La solución es la congelación, un proceso que, lejos de ser simplemente "meter el recipiente en el congelador", requiere seguir pasos clave para evitar que el caldo pierda sabor o cambie su textura.

Pasos previos a la congelación
Antes de llevar el caldo al congelador, es fundamental seguir un "tridente" de acciones que marcan la diferencia en la calidad final:
- Enfriar: Nunca congeles el caldo caliente. El exceso de vapor y condensación hará que quede insípido y generará un contraste de temperatura perjudicial para el electrodoméstico. Deja que temple a temperatura ambiente y guárdalo previamente en la nevera.
- Colar: Retira todos los huesos, verduras y restos sólidos.
- Desgrasar: Una vez frío en la nevera, la grasa se solidificará en la superficie. Es recomendable retirarla con una cuchara antes de congelar, ya que puede resultar indigesta tras largas horas de cocción.
Técnicas de envasado para optimizar espacio y uso
La forma en que envasas el caldo determina su facilidad de uso posterior. Considera estos consejos:
- Porciones pequeñas: Cuanto más fino y plano sea el bloque de caldo, mejor se congelará y descongelará.
- Espacio de expansión: No llenes los recipientes hasta el borde, ya que al solidificarse el líquido aumenta su volumen. Deja al menos 3 cm de espacio en frascos de cristal.
- Concentración: Reducir el caldo hirviéndolo para que pierda agua concentra el sabor.
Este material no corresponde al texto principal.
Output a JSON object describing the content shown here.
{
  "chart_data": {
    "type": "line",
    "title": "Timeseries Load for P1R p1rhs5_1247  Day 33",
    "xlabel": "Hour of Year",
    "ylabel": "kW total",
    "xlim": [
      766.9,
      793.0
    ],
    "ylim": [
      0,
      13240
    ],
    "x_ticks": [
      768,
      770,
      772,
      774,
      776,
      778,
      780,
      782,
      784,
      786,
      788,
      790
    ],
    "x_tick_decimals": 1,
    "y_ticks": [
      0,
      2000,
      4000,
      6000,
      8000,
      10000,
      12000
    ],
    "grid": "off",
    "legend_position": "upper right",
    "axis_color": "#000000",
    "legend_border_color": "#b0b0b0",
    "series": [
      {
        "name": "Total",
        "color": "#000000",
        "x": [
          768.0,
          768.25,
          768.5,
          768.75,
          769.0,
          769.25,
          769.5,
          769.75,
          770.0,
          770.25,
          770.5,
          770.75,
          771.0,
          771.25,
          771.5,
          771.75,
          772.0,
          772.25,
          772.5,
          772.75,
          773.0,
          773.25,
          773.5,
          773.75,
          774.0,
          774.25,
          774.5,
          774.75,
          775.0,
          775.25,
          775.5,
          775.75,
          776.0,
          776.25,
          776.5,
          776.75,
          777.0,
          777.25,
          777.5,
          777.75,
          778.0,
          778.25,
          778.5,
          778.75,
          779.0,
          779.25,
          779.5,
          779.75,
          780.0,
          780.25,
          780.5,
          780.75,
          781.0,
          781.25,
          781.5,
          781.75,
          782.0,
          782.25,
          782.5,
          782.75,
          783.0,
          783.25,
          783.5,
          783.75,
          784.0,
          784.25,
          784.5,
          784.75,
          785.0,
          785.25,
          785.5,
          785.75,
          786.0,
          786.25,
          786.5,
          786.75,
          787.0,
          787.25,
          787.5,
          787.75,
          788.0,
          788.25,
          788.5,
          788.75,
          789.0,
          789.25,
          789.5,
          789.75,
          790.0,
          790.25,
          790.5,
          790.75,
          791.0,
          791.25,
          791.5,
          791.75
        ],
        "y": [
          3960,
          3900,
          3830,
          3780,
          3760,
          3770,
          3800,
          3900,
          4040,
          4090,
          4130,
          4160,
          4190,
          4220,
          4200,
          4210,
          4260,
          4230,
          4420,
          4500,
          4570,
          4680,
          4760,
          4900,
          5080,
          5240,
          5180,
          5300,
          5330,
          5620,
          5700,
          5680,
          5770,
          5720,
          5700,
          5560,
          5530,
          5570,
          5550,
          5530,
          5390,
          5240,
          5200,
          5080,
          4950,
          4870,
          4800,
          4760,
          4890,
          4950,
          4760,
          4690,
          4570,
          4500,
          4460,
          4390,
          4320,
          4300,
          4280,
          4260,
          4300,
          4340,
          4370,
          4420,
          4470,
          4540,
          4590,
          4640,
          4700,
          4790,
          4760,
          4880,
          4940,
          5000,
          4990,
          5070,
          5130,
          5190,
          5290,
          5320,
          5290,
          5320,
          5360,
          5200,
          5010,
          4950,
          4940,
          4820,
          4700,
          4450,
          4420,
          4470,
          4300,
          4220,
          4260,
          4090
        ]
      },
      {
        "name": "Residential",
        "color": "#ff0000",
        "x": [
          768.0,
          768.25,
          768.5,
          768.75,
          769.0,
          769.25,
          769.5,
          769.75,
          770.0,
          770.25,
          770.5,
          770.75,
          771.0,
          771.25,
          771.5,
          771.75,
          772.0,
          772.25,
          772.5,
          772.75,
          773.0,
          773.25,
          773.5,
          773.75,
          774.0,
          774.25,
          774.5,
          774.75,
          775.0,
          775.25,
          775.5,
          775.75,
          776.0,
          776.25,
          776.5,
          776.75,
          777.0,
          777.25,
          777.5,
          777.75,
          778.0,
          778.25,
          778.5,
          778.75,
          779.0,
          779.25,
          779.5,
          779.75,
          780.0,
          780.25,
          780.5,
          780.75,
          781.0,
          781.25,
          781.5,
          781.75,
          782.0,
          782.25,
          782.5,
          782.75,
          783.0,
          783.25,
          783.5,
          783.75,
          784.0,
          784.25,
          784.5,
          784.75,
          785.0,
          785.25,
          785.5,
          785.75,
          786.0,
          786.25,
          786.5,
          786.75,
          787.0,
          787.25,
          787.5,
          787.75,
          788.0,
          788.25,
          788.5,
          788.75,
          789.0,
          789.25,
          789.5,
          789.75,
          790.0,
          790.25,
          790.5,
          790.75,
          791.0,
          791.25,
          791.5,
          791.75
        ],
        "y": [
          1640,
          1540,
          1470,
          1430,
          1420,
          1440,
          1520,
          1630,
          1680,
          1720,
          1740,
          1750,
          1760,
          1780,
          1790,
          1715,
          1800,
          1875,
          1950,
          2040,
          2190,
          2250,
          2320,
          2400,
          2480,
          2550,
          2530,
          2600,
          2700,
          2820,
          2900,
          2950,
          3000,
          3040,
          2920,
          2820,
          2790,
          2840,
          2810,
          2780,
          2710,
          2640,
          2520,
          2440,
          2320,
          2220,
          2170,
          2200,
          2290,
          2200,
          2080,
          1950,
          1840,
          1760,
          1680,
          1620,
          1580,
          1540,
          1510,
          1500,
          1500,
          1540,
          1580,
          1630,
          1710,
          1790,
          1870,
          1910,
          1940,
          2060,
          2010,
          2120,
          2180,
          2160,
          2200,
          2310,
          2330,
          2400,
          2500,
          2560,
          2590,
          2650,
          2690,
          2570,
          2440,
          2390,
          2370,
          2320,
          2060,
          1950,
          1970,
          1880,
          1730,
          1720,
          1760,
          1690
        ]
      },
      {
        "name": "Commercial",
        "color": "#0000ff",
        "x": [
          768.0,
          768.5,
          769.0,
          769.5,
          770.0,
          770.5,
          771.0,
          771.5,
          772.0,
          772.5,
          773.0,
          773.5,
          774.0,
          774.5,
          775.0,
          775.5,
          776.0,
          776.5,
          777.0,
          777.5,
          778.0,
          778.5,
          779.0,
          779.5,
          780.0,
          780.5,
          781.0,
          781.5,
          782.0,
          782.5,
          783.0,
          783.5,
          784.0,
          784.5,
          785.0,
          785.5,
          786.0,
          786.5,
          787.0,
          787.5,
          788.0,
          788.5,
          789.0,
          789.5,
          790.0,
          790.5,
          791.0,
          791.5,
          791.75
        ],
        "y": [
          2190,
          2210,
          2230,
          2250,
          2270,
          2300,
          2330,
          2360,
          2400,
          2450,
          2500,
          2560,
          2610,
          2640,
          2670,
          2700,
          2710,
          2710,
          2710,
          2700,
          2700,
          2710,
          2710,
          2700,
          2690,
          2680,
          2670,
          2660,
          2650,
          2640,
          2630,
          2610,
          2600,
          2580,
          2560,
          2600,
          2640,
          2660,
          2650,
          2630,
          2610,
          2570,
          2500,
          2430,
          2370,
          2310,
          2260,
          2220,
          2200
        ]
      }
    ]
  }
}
Puedes congelar este "caldo intenso" en cubiteras, obteniendo así pastillas de sabor caseras ideales para arroces, cremas y salsas.

Opciones de recipientes recomendados
| Recipiente | Ventajas |
|---|---|
| Cubiteras | Ideal para porciones pequeñas (aprox. 30 ml) y caldos concentrados. |
| Bolsas de congelación | Ahorran mucho espacio si se congelan en posición plana y horizontal. |
| Tarros de cristal | Excelente conservación de sabor; asegúrate de dejar espacio para la expansión. |
Etiquetado y conservación
Para mantener un control adecuado, es obligatorio etiquetar con la fecha de congelación y el tipo de caldo. El caldo de huesos puede conservarse en perfectas condiciones en el congelador durante un periodo de 6 a 12 meses sin perder sus propiedades nutricionales ni su sabor.
Cómo descongelar de forma segura
La seguridad alimentaria y el mantenimiento del aroma dependen de una descongelación gradual:
- Método lento (recomendado): Traslada el recipiente del congelador a la nevera la noche anterior. Esto mantiene mejor la textura y evita la proliferación de bacterias.
- Método rápido: Si tienes prisa, puedes calentar el caldo directamente en una olla a fuego suave.
En ambos casos, una vez descongelado, remueve bien el líquido para integrar de nuevo las grasas y la gelatina, elementos esenciales del caldo de huesos.